Film: Suicide Squad (2016)
Stars: Will Smith, Jared Leto, Margot Robbie, Joel Kinnaman, Viola Davis, Jai Courtney, Jay Hernandez, Adewale Akinnouye-Agbaje, Cara Delevigne, Ben Affleck
Director: David Ayer
Oscar History: 1 nomination/1 win (Best Makeup & Hairstyling*)
Snap Judgment Ranking: 1/5 stars
The Oscar Viewing Project is a labor of love, but occasionally it's just a labor. I frequently say that I never regret seeing any movie at least once, because I learn something new from every film, but man does Suicide Squad test that theory. Reviled by critics two years ago when it came out, it still made an absolute mint at the box office, enough to well-earn its sequel even if in the process it nearly destroyed the DC franchise in conjunction with Batman vs. Superman (since then Wonder Woman and Aquaman have done damage control, though with both Ben Affleck & Henry Cavill supposedly leaving the series, I wonder what that means for the future of a Justice League). Suicide Squad managed to become the first movie in the series to win an actual Oscar, meaning that DCEU hit that distinction two years before the MCU did. With that Oscar nomination, I was forced to watch it, and since I don't want you to have to endure the same fate, here's my review of this travesty of a picture.
(Spoilers Ahead) It's hard to count the ways that Suicide Squad fails on nearly every level, but it starts with the plot. Unlike The Avengers, which had largely introduced all of the characters before the film, or X-Men, where they have the good sense to pick characters like Wolverine, Magneto, and Professor X who are well-established in pop culture before expanding into Beast or Mystique, no one in this movie (save Harley Quinn & the Joker) is a protagonist well-known to the general public. Thus the film takes a nearly ten minute detour where Amanda Waller (Davis, a smart casting decision that doesn't pan out due to the script, as Waller is one of the coolest villains in the DC universe) just describes the different bad guys that will eventually make up the Suicide Squad, with us seeing why they're "so incredible" but then watching them become two-dimensional characterizations in the ensuing 90 minutes of movie. Essentially Waller wants to assemble these guys to be able to fight the likes of a future Superman who isn't so magnanimous, and essentially by blackmailing them into slavery (an aspect of the film that no one seems to have a problem with even though we're off a moral cliff with forming this organization), she hopes to fight a future alien invasion.
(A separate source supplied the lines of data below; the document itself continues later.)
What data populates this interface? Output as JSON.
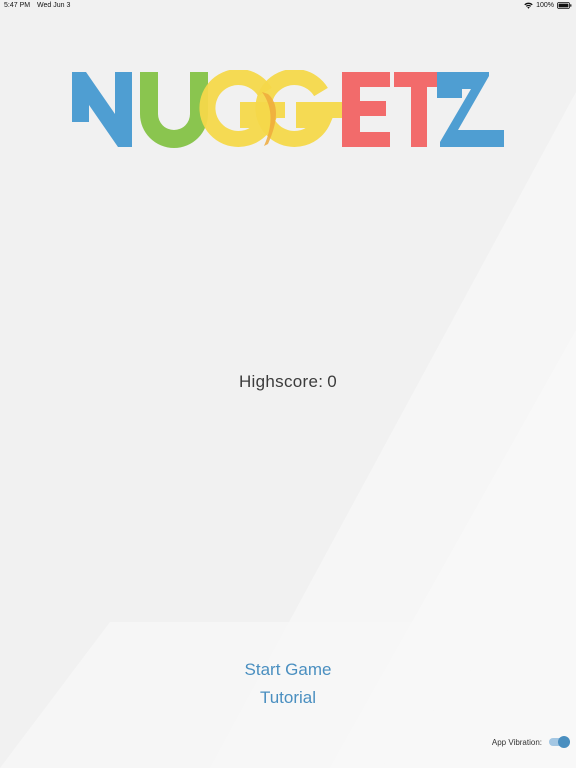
{
  "status_bar": {
    "time": "5:47 PM",
    "date": "Wed Jun 3",
    "battery": "100%",
    "wifi_icon": "wifi-icon",
    "battery_icon": "battery-icon"
  },
  "logo": {
    "text": "NUGGETZ",
    "letters": [
      {
        "char": "N",
        "color": "#4f9ed2"
      },
      {
        "char": "U",
        "color": "#8ac54f"
      },
      {
        "char": "G",
        "color": "#f4d84a"
      },
      {
        "char": "G",
        "color": "#f4d84a"
      },
      {
        "char": "E",
        "color": "#f26b6b"
      },
      {
        "char": "T",
        "color": "#f26b6b"
      },
      {
        "char": "Z",
        "color": "#4f9ed2"
      }
    ],
    "overlap_color": "#eeaa3c"
  },
  "highscore": {
    "label": "Highscore:",
    "value": "0"
  },
  "menu": {
    "start_label": "Start Game",
    "tutorial_label": "Tutorial"
  },
  "settings": {
    "vibration_label": "App Vibration:",
    "vibration_on": true
  },
  "colors": {
    "background": "#f1f1f1",
    "accent": "#4a8fc0"
  }
}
Plot is not really essential to the movie that ultimately came about here (though it would have perhaps helped with some of the structural issues of the picture), but essentially that alien is among the Suicide Squad, as the Enchantress (Delevigne) takes over the body of June Moone and tries to destroy the Suicide Squad and enslave the human race. This gives us a baddie, but weirdly the movie totally ignores the iconic villain at its center, the Joker (Leto), surely saving him for a future film that never panned out properly as Leto is now being replaced by Joaquin Phoenix.
The plotting in the film might have been able to help the picture should it have been well-acted; after all, effects movies can get around bad plotting all the time if there's a charismatic enough lead. This, however, is not the case. Will Smith is dreadful as Deadshot, lifelessly going through a film where he has to share the "hero" label with a half dozen other less famous people, and has no chemistry with anyone, including Davis or Robbie, with whom he shares a lot of scenes. Smith hasn't actually been good in a movie in nearly two decades, so it shouldn't be a shock to see him miss here, but it's still disheartening, because the Will Smith of the 1990's might have breathed some life into this film. Combined with Davis getting nothing to do, Leto creating a scenery-chewing ham in the Joker, and all of the rest of the cast save one just being two-dimensional (what the hell-Akinnouye-Agbaje can act and lifts Croc-Killer in zero ways), we are given a superhero movie that's not just messy, it's also dull.
The saving grace in the film is Margot Robbie's Harley Quinn, the only thing to recommend here. Robbie got some random Oscar buzz for the film, which was absurd as this is hardly great acting, but she creates an identity for Harley, lands most of the jokes, and seems to genuinely be having fun. It's a grand theft movie, to the point where you almost want to fast forward when she's not onscreen, but hats off to her for remembering this is a motion picture rather than just a marketing campaign checklist.
As for the Makeup effects, I have to say they're pretty good. The hair styles are occasionally too similar, but the makeup work is extensive and realistic, blending well with the special effects. We'll get to the OVP for this right away in our 2016 rundown, so I'm not going to give away the farm, but this isn't a bad nomination. It's just a bad movie.